Most media professionals would have some empathy with local and regional news publishers who are struggling with declining print revenues and trying to establish a foothold in digital. The trouble is, the BBC is already there -- and is the country's number one news source with teams dedicated to both national and local news coverage.
When print was the only game in town, it didn't matter. The BBC did tv and radio and the newspaper companies sold print. Now they have come together to face off in digital, there is a massive problem.
On the one hand we have commercial organisations that say they cannot compete on a level playing field against a state-owned broadcaster with a massive, guaranteed budget.
On the other, we have the country's most trusted news source from a corporation that is not allowed to run advertising.
Surely, however, if the BBC shared traffic with local papers, which would then surround the item with advertising, you would have a situation where regional publishers are being given content, paid for by the state, to pin adverts around. That can't be right, but then commercial publishers facing the death of print having to go through newsroom and sales team "realignments" because they can't compete with state-funded content is also far from ideal.
Could there be a solution?
Look at BBC Worldwide. It sells content and merchandise around the world. Watch its channel abroad and you can't help but be surprised at the advert breaks -- and of course, when you watch BBC programmes abroad that have been sold to a foreign channel, there is usually an advertising break. In fact, you only need look at channels such as Dave that repackage BBC content at home, complete with frequent ad breaks.
So how about this: why doesn't the same model get applied to local media? Why don't publishers and the BBC come to an agreement that they can have written, audio and video content on their sites in exchange for a royalty?
The BBC would get a new revenue stream without itself having to break a taboo and run advertising, and the local media companies would get access to the great content they say is making their corporate lives so hard.
What former BBC tech supremo, Ashley Highfield, now chief exec of Johnston Press, is calling for today seems a little overly optimistic. Should the BBC really have a quota of traffic it should send to local media? I can't really see that working. Where would you set the level and why would people who want to receive BBC content, that they have funded, be redirected to a local newspaper site they didn't intend to visit?
To me, by far the fairest thing to do is to come up with a remuneration package through which local commercial media can use BBC content.

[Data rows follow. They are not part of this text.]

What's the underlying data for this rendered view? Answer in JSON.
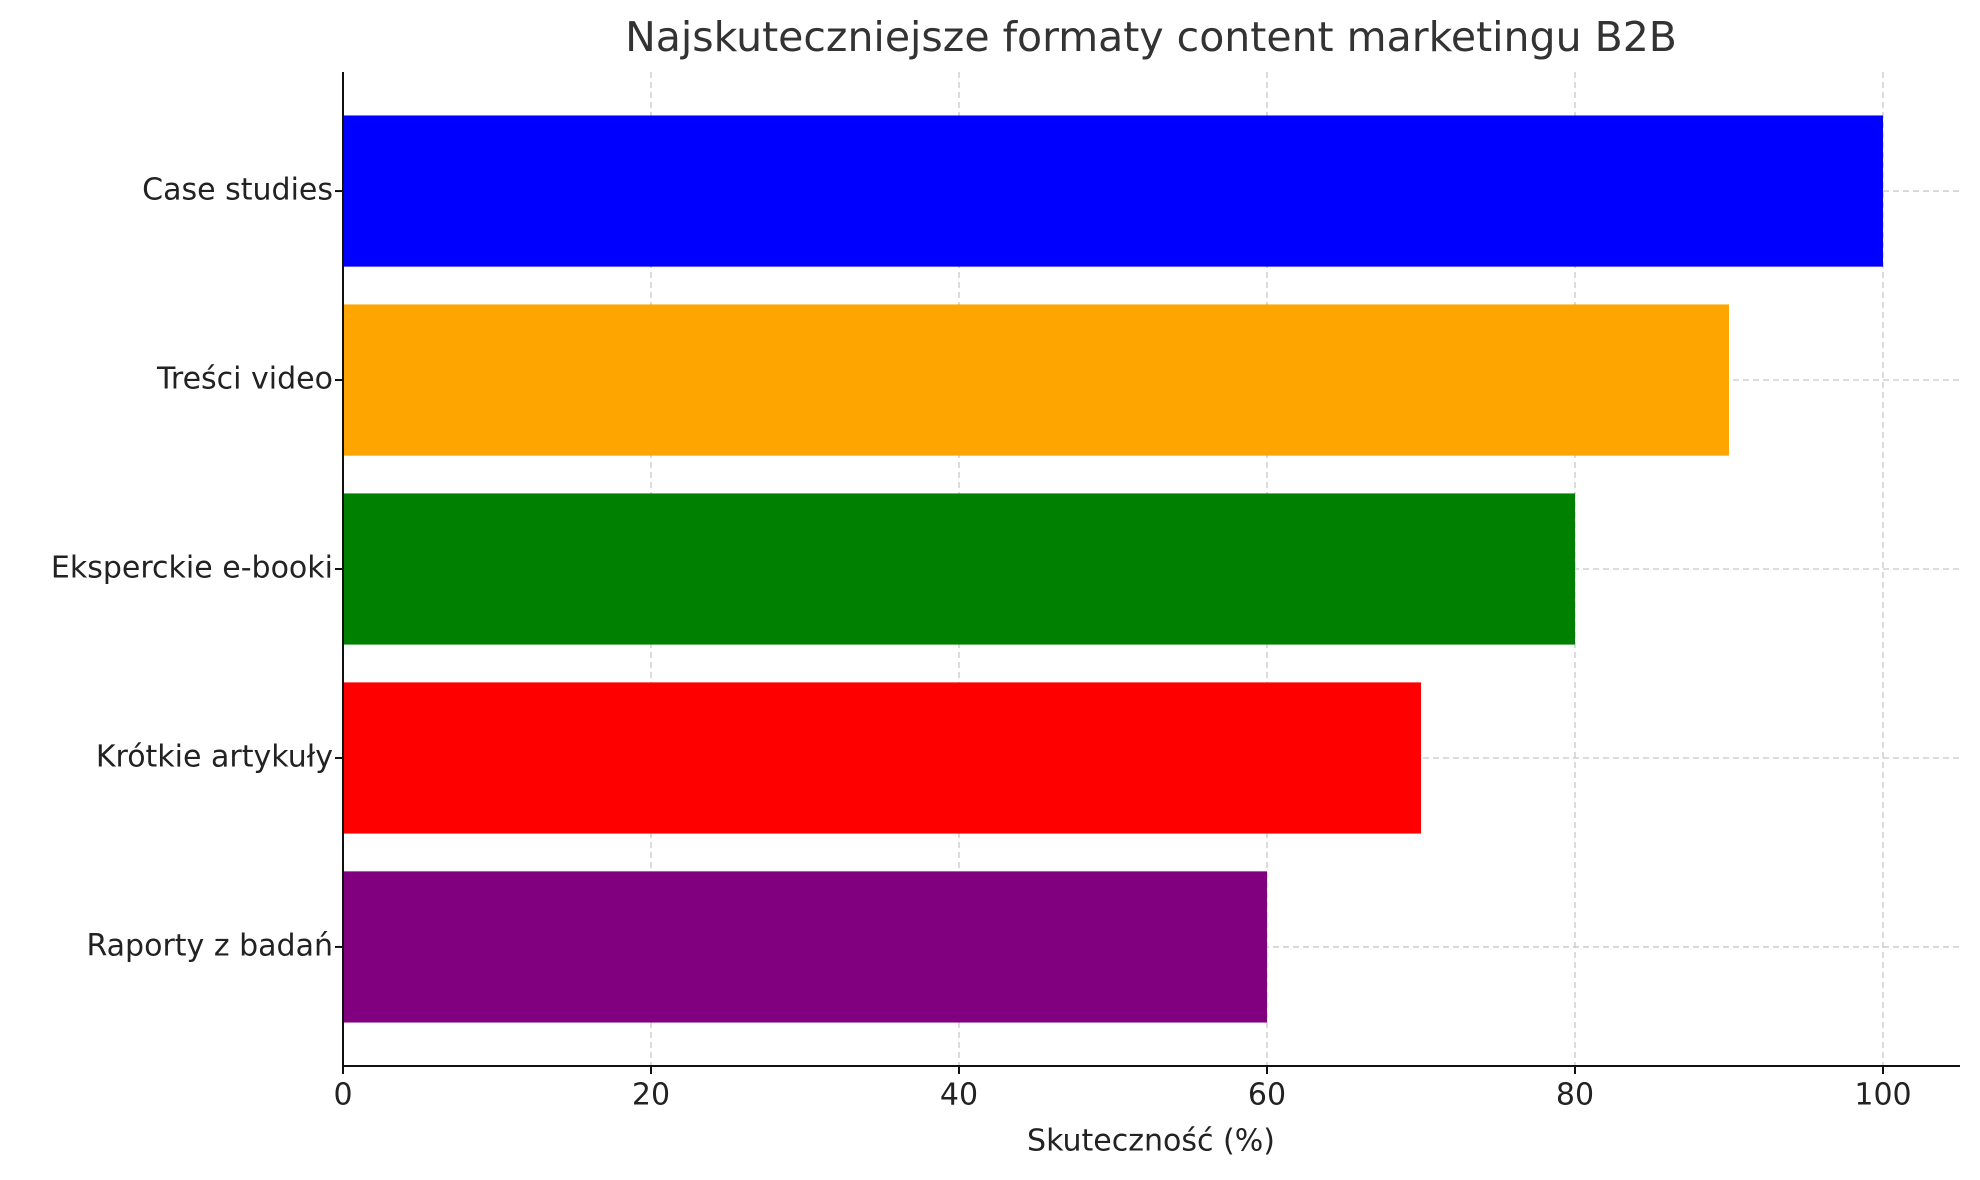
{
  "chart_data": {
    "type": "barh",
    "title": "Najskuteczniejsze formaty content marketingu B2B",
    "x_label": "Skuteczność (%)",
    "categories": [
      "Case studies",
      "Treści video",
      "Eksperckie e-booki",
      "Krótkie artykuły",
      "Raporty z badań"
    ],
    "values": [
      100,
      90,
      80,
      70,
      60
    ],
    "colors": [
      "#0000ff",
      "#ffa500",
      "#008000",
      "#ff0000",
      "#800080"
    ],
    "xlim": [
      0,
      105
    ],
    "xticks": [
      0,
      20,
      40,
      60,
      80,
      100
    ],
    "grid": true
  }
}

It might be a news story presented as a BBC story, perhaps with a small table detailing the last six or most popular six or so stories from the BBC -- which when clicked on are displayed within that local media company's Web site with their advertising.
The money side could either be a monthly or weekly fee for unfettered access or perhaps a fee could be charged every time an article, audio stream or video is consumed.
It would appear that this is the closest the regional press can get to a win-win situation. People wouldn't have to leave their sites to get BBC local news information and they could buy in top-quality content they can monetise.
Of course, what they can't really hope for is the BBC sending traffic their way. That really does sound like a pipe dream to me.
Get the calculators out and come to a BBC Worldwide-style deal. That has to be the best solution -- surely?